Stoup is thickerthan soup and thinner than stew,and it's great on chilly, damp spring nights.
Makes: 6 servings
- Salt and pepper
- 1 large head broccoli rabe, cut into 2-inch pieces
- 2 tablespoons extra-virgin olive oil (EVOO)
- 1 pound bulk hot or sweet Italian sausage
- 1 large onion, chopped
- 3 cloves garlic, chopped
- 1/8 teaspoon freshly grated nutmeg
- 1 32 ounce container (4 cups) chicken stock
- 1 28 ounce can stewed or diced tomatoes, with their juices
- 1 15 ounce can white beans, rinsed
- 1 1/2 cups small, short-cut orecchiette pasta
- Grated pecorino-romano cheese, for topping
- Bring a medium pot of water to a boil, salt it, add the broccoli rabe and boil for 3 minutes. Drain and let cool.

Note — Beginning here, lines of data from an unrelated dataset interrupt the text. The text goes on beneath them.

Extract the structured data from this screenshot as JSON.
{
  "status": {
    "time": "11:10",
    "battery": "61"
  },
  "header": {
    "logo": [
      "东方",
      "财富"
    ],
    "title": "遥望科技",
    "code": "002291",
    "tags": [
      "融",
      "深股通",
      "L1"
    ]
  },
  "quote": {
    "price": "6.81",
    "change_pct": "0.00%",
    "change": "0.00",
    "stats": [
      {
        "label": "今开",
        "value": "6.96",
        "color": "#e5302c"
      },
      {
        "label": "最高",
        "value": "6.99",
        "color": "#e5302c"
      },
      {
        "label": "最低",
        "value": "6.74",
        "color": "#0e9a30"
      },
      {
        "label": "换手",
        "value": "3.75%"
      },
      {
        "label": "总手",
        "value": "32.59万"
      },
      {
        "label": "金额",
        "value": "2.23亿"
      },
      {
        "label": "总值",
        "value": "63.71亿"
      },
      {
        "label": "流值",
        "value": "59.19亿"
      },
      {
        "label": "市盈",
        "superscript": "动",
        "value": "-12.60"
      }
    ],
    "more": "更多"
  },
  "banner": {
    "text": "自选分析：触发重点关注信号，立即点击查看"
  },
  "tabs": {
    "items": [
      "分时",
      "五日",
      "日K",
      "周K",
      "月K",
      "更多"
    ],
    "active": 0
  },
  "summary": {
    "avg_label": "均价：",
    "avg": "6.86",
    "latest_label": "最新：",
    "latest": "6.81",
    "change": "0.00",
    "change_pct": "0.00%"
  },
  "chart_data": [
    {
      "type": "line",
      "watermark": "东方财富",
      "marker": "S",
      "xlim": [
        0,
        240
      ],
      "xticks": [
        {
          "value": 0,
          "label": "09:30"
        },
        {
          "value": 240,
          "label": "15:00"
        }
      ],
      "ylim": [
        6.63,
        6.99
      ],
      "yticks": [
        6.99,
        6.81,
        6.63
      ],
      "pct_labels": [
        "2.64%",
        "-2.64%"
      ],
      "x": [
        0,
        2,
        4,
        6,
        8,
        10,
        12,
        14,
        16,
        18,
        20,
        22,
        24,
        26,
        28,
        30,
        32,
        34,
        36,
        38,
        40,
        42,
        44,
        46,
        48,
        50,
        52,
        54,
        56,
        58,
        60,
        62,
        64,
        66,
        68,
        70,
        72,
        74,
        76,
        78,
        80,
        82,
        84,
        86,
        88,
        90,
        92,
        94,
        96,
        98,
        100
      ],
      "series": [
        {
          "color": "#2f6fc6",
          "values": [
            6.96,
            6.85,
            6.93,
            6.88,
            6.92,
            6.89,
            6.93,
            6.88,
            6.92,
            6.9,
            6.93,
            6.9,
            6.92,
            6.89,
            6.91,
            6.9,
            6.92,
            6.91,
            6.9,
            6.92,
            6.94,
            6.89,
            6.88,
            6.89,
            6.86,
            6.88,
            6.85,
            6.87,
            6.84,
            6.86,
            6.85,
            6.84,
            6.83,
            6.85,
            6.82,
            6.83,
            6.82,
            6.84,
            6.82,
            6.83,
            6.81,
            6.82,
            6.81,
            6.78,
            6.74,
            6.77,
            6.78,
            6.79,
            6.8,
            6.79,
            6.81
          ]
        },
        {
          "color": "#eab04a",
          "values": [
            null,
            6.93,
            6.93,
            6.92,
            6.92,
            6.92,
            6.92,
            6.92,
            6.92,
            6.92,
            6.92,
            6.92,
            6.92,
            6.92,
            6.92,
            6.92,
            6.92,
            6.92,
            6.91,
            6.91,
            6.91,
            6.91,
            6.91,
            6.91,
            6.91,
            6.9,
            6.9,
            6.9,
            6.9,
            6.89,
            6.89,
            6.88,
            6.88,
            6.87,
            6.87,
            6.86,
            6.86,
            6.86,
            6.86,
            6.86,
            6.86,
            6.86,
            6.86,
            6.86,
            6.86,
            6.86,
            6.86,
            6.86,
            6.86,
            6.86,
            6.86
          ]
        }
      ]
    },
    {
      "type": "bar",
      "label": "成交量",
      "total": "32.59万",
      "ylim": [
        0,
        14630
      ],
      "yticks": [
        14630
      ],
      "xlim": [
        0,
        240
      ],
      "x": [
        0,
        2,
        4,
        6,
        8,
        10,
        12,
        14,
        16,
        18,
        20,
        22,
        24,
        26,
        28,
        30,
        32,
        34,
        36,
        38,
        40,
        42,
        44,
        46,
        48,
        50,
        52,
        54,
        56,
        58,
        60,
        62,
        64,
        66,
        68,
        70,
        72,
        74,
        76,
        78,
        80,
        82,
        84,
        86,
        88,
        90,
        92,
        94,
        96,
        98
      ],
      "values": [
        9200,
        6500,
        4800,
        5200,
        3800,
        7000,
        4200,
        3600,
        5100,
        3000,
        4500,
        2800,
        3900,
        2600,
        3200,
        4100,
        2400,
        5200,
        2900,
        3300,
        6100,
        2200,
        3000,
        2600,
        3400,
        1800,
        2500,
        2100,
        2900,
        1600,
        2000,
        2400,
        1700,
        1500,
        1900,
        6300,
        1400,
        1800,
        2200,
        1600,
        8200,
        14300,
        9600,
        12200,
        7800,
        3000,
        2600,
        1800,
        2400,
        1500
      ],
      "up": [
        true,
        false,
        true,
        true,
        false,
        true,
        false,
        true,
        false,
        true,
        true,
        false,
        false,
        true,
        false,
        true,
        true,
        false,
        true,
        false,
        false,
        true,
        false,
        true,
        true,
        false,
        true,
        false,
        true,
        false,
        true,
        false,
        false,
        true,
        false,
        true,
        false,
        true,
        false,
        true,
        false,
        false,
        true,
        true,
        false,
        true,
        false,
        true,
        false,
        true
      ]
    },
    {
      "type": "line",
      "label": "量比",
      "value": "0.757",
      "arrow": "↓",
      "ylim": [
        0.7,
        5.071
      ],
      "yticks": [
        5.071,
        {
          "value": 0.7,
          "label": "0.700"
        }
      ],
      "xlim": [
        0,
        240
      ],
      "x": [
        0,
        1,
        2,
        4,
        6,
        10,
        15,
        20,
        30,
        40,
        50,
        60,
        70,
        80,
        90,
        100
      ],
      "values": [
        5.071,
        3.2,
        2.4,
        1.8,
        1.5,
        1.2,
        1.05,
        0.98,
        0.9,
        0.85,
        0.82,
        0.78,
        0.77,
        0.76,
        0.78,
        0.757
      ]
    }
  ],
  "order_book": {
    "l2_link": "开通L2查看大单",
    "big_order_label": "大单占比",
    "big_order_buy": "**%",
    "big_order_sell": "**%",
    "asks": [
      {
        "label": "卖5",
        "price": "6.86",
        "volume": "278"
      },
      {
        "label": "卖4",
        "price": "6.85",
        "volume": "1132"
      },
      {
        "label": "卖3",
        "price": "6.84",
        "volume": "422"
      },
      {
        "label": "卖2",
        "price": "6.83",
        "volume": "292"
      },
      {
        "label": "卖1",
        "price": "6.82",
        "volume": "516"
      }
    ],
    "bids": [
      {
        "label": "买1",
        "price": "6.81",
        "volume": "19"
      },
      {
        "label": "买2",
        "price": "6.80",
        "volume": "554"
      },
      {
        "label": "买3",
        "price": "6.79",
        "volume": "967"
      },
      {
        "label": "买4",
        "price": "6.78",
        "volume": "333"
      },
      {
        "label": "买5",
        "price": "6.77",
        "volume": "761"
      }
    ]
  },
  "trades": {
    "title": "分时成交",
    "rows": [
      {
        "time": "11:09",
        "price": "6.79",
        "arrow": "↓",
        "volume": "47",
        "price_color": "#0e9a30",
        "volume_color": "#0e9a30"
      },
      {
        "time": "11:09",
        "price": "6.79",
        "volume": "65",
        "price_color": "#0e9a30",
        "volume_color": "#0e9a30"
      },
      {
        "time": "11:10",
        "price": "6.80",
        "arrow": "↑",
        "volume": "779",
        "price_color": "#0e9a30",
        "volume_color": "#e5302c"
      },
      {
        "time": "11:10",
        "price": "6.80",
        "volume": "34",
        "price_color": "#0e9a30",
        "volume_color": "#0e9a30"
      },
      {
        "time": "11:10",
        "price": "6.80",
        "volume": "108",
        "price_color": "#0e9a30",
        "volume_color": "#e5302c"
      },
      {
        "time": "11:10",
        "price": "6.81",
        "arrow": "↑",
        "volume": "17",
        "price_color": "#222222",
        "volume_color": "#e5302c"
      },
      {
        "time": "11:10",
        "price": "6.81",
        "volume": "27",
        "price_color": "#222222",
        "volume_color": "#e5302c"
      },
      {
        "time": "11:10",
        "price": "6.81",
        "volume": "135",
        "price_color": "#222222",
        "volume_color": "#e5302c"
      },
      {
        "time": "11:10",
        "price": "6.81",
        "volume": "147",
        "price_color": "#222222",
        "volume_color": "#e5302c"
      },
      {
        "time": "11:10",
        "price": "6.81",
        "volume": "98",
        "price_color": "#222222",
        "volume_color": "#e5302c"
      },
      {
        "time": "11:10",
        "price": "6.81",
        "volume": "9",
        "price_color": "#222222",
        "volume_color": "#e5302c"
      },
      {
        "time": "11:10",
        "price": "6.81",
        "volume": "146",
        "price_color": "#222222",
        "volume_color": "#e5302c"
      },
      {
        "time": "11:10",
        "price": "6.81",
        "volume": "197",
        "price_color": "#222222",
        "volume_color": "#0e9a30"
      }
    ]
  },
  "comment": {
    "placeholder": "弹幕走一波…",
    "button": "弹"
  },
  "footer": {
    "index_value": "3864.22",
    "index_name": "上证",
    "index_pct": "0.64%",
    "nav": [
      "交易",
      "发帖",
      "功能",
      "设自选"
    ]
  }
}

- In a soup pot, heat the EVOO, 2 turns of the pan, over medium-high heat. Add the sausage and cook, crumbling with a spoon, until browned, 3 to 4 minutes. Stir in the onion and garlic and cook until softened, about 5 minutes. Season with the nutmeg and salt and pepper to taste. Add the chicken stock, tomatoes and their juices and 2 cups water; cover and bring to a boil. Stir in the white beans and cooked broccoli rabe and return to a boil. Add the pasta and cook, stirring occasionally, until al dente. Top with the cheese.